Audiences can enjoy the fancy clothes and extravagant parties in the film, but that’s probably the only thing truthful about it! Director Sofia Coppola used colors that weren’t available at the time. What’s more, there is no evidence that Marie Antoinette ever said her famous line, “Let them eat cake!”
This Steven Spielberg drama is based on the true story of a slave ship in 1839. The film depicts the resulting Supreme Court Case that spreads the truth rather thin when it comes to its heroes. Unfortunately, the film seems to invent quite a few white, male heroes…
In Amistad, John Quincy Adams is the character who fights for the freedom of African refugees. While he did do that, there’s a lot more to the story that isn’t explored. Also, it seems to leave out the fact that people would pay 12 cents to look at the slaves.
Here’s another Disney film that takes a story and changes the characters slightly to fit a narrative. In the 1992 film, a bunch of newsboys go on strike to protest the increased profits of the newspaper moguls.
While the events did actually happen, the characters are far from historically accurate. For example, Christian Bale plays a character called Jack Kelly. He never actually existed, and instead was written as an amalgamation of a bunch of strikers.
Ron Howard directs this racing drama about two racecar drivers: the cocky British James Hunt and the Austrian Niki Lauda.
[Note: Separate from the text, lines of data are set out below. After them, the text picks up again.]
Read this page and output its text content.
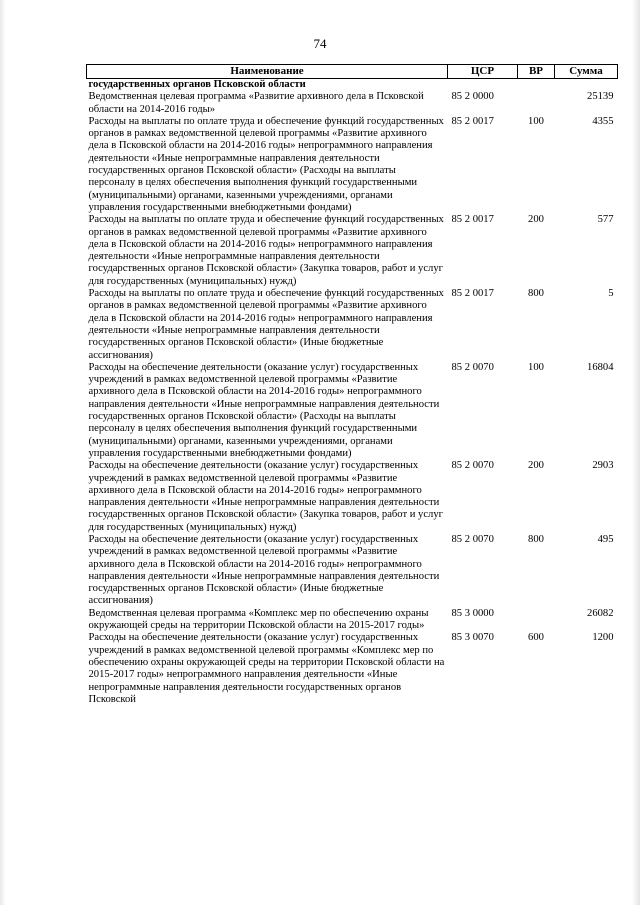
74
Наименование	ЦСР	ВР	Сумма
государственных органов Псковской области			
Ведомственная целевая программа «Развитие архивного дела в Псковской области на 2014-2016 годы»	85 2 0000		25139
Расходы на выплаты по оплате труда и обеспечение функций государственных органов в рамках ведомственной целевой программы «Развитие архивного дела в Псковской области на 2014-2016 годы» непрограммного направления деятельности «Иные непрограммные направления деятельности государственных органов Псковской области» (Расходы на выплаты персоналу в целях обеспечения выполнения функций государственными (муниципальными) органами, казенными учреждениями, органами управления государственными внебюджетными фондами)	85 2 0017	100	4355
Расходы на выплаты по оплате труда и обеспечение функций государственных органов в рамках ведомственной целевой программы «Развитие архивного дела в Псковской области на 2014-2016 годы» непрограммного направления деятельности «Иные непрограммные направления деятельности государственных органов Псковской области» (Закупка товаров, работ и услуг для государственных (муниципальных) нужд)	85 2 0017	200	577
Расходы на выплаты по оплате труда и обеспечение функций государственных органов в рамках ведомственной целевой программы «Развитие архивного дела в Псковской области на 2014-2016 годы» непрограммного направления деятельности «Иные непрограммные направления деятельности государственных органов Псковской области» (Иные бюджетные ассигнования)	85 2 0017	800	5
Расходы на обеспечение деятельности (оказание услуг) государственных учреждений в рамках ведомственной целевой программы «Развитие архивного дела в Псковской области на 2014-2016 годы» непрограммного направления деятельности «Иные непрограммные направления деятельности государственных органов Псковской области» (Расходы на выплаты персоналу в целях обеспечения выполнения функций государственными (муниципальными) органами, казенными учреждениями, органами управления государственными внебюджетными фондами)	85 2 0070	100	16804
Расходы на обеспечение деятельности (оказание услуг) государственных учреждений в рамках ведомственной целевой программы «Развитие архивного дела в Псковской области на 2014-2016 годы» непрограммного направления деятельности «Иные непрограммные направления деятельности государственных органов Псковской области» (Закупка товаров, работ и услуг для государственных (муниципальных) нужд)	85 2 0070	200	2903
Расходы на обеспечение деятельности (оказание услуг) государственных учреждений в рамках ведомственной целевой программы «Развитие архивного дела в Псковской области на 2014-2016 годы» непрограммного направления деятельности «Иные непрограммные направления деятельности государственных органов Псковской области» (Иные бюджетные ассигнования)	85 2 0070	800	495
Ведомственная целевая программа «Комплекс мер по обеспечению охраны окружающей среды на территории Псковской области на 2015-2017 годы»	85 3 0000		26082
Расходы на обеспечение деятельности (оказание услуг) государственных учреждений в рамках ведомственной целевой программы «Комплекс мер по обеспечению охраны окружающей среды на территории Псковской области на 2015-2017 годы» непрограммного направления деятельности «Иные непрограммные направления деятельности государственных органов Псковской	85 3 0070	600	1200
While the film has an exciting rivalry between the two of them, this wasn’t exactly the case.
Truthfully, Hunt and Lauda were actually good friends for most of their lives and even shared an apartment together in London. While we think that the rivalry was good added drama, it would have been just as interesting to see them compete as the friends they were!
Oliver Stone’s 3-hour epic biopic on America’s 35th president definitely plays with the truth. The movie opens with a merger between documentary footage and recreations for the sense of drama. The problem? It includes some famous – and debunked – conspiracy theories.
One of the most famous conspiracy theories surrounding JFK and his death is the idea of the ‘magic bullet’. Theorists out there suggest that there had to be another shooter out there because of the curvature of the bullet. This has been proven incorrect, and yet perpetrated by the movie.
Pearl Harbor (2001)
We all know the story of Pearl Harbor if we went to our high school history class! When Michael Bay decided to direct a re-telling in 2001, there were a few errors along the way. First, the wardrobe choices by the director didn’t match the times and were more glamorous than what they would have actually been.
Other accuracies lie in the construction of the military plane and how Affleck’s ‘Rafe’ was ever allowed in a British hospital. Perhaps these are some of the reasons why the film scored badly on Rotten Tomatoes.